Which leaves the coun­try with one im­me­di­ate so­lu­tion to ad­dress the liq­uid­ity cri­sis, as I men­tioned in my last Sun­day’s in­stal­ment, that of mas­sive in­jec­tion of liq­uid­ity in the econ­omy which cer­tainly will have to come from some­where, ei­ther in the form of a bail out or sig­nif­i­cant FDI in the area of our pri­mary in­dus­try, es­pe­cially in boost­ing the min­ing out­put ca­pac­ity.

Adopt­ing the rand by ne­go­ti­at­ing to join the Rand Mon­e­tary Union, would cer­tainly close the gap in loss of com­pet­i­tive­ness against our largest trad­ing part­ner, South Africa as the min­is­ter has in­di­cated.

The use of the US dol­lar is cre­at­ing com­pet­i­tive­ness chal­lenges against the coun­try’s largest trad­ing part­ner in the Sadc re­gion, for ex­am­ple the cur­rent firm­ing of the US dol­lar against the rand ren­ders Zim­babwe ex­pen­sive for its trad­ing part­ner South Africa.

The tech­no­cratic wis­dom of the min­is­ter to list this op­tion num­ber two as medium term strat­egy makes a lot of prac­ti­cal and aca­demic sense, as ne­go­ti­a­tions can­not be done overnight. South Africa has its own cur­rent eco­nomic chal­lenge and re­ces­sion. How­ever, they are man­ag­ing the sit­u­a­tion.

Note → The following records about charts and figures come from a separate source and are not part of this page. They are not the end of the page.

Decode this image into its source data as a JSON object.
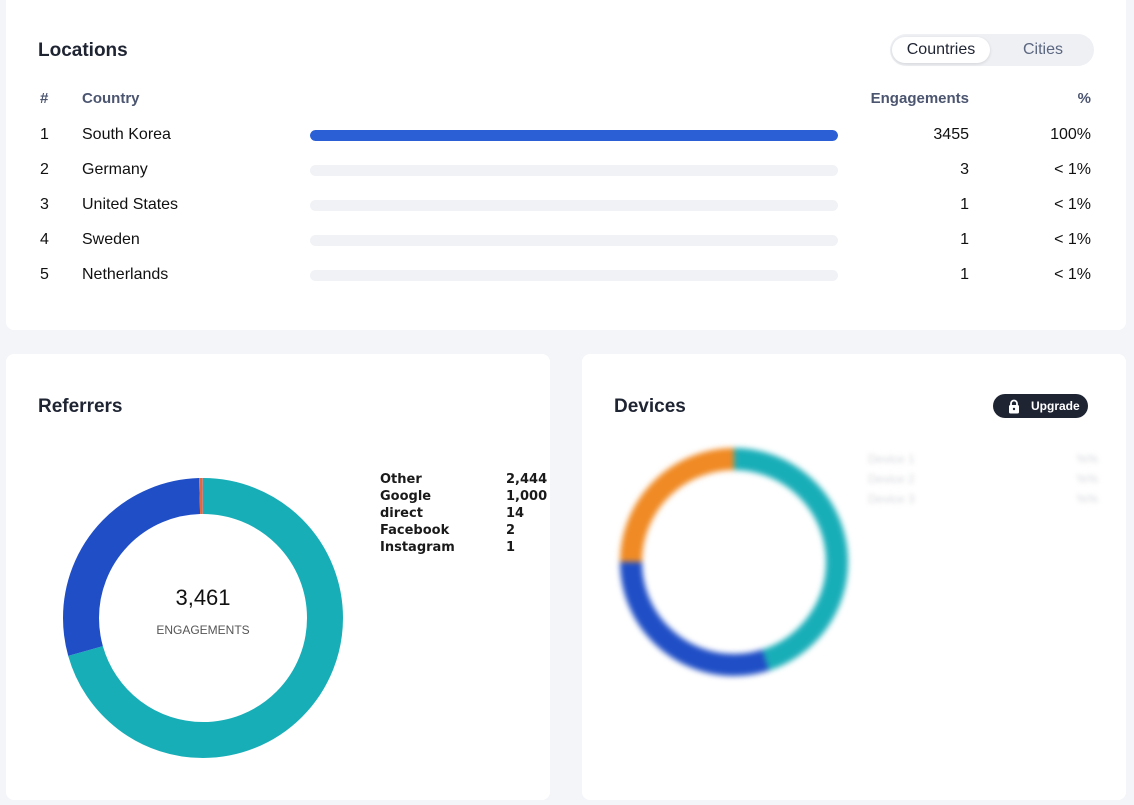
{
  "locations": {
    "title": "Locations",
    "tabs": [
      {
        "label": "Countries",
        "active": true
      },
      {
        "label": "Cities",
        "active": false
      }
    ],
    "columns": {
      "rank": "#",
      "country": "Country",
      "engagements": "Engagements",
      "percent": "%"
    },
    "rows": [
      {
        "rank": "1",
        "country": "South Korea",
        "engagements": "3455",
        "percent": "100%",
        "share": 1.0
      },
      {
        "rank": "2",
        "country": "Germany",
        "engagements": "3",
        "percent": "< 1%",
        "share": 0
      },
      {
        "rank": "3",
        "country": "United States",
        "engagements": "1",
        "percent": "< 1%",
        "share": 0
      },
      {
        "rank": "4",
        "country": "Sweden",
        "engagements": "1",
        "percent": "< 1%",
        "share": 0
      },
      {
        "rank": "5",
        "country": "Netherlands",
        "engagements": "1",
        "percent": "< 1%",
        "share": 0
      }
    ],
    "bar_color": "#2b5fd6"
  },
  "referrers": {
    "title": "Referrers",
    "total": "3,461",
    "total_label": "ENGAGEMENTS",
    "items": [
      {
        "name": "Other",
        "value": "2,444",
        "count": 2444,
        "color": "#18aeb8"
      },
      {
        "name": "Google",
        "value": "1,000",
        "count": 1000,
        "color": "#1f4ec6"
      },
      {
        "name": "direct",
        "value": "14",
        "count": 14,
        "color": "#e36a37"
      },
      {
        "name": "Facebook",
        "value": "2",
        "count": 2,
        "color": "#7b8bd0"
      },
      {
        "name": "Instagram",
        "value": "1",
        "count": 1,
        "color": "#c93fa0"
      }
    ]
  },
  "devices": {
    "title": "Devices",
    "upgrade_label": "Upgrade",
    "icon": "lock-icon",
    "blurred_rows": [
      {
        "name": "Device 1",
        "value": "%%"
      },
      {
        "name": "Device 2",
        "value": "%%"
      },
      {
        "name": "Device 3",
        "value": "%%"
      }
    ],
    "segments": [
      {
        "share": 0.45,
        "color": "#18aeb8"
      },
      {
        "share": 0.3,
        "color": "#1f4ec6"
      },
      {
        "share": 0.25,
        "color": "#f08a24"
      }
    ]
  }
}
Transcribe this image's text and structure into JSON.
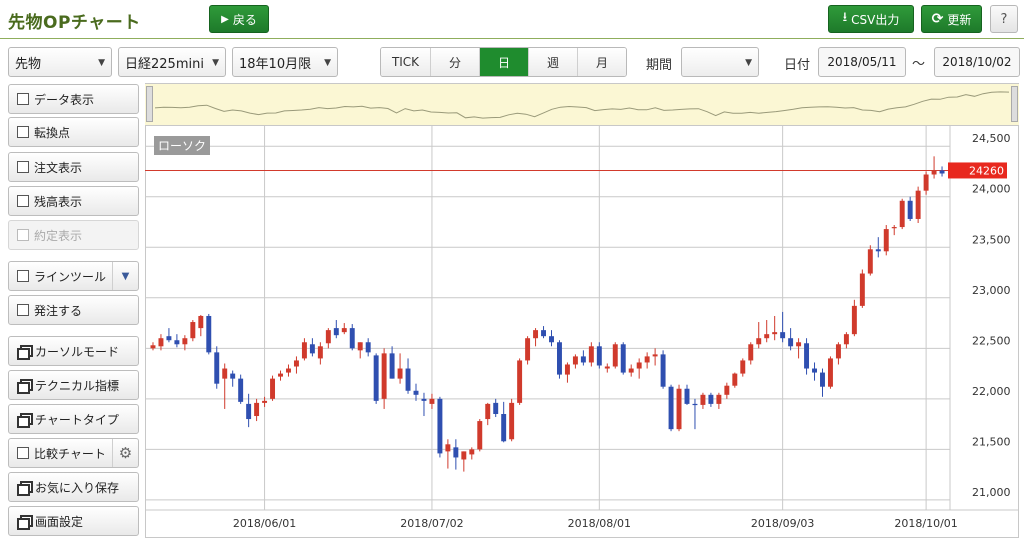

Bear­ing in mind the level and state of the Zim­bab­wean eco­nomic sit­u­a­tion, I be­lieve the op­tion of adopt­ing the South African rand via join­ing the Rand Mon­e­tary Union may not be thrown off bal­ance by the cur­rent South African eco­nomic re­ces­sion.

In con­clu­sion, the time the ne­go­ti­a­tions may be con­cluded, South Africa would have over­come the eco­nomic re­ces­sion. Zim­babwe has no choice in the cur­rent liq­uid­ity cri­sis, but to un­dergo cur­rency re­form.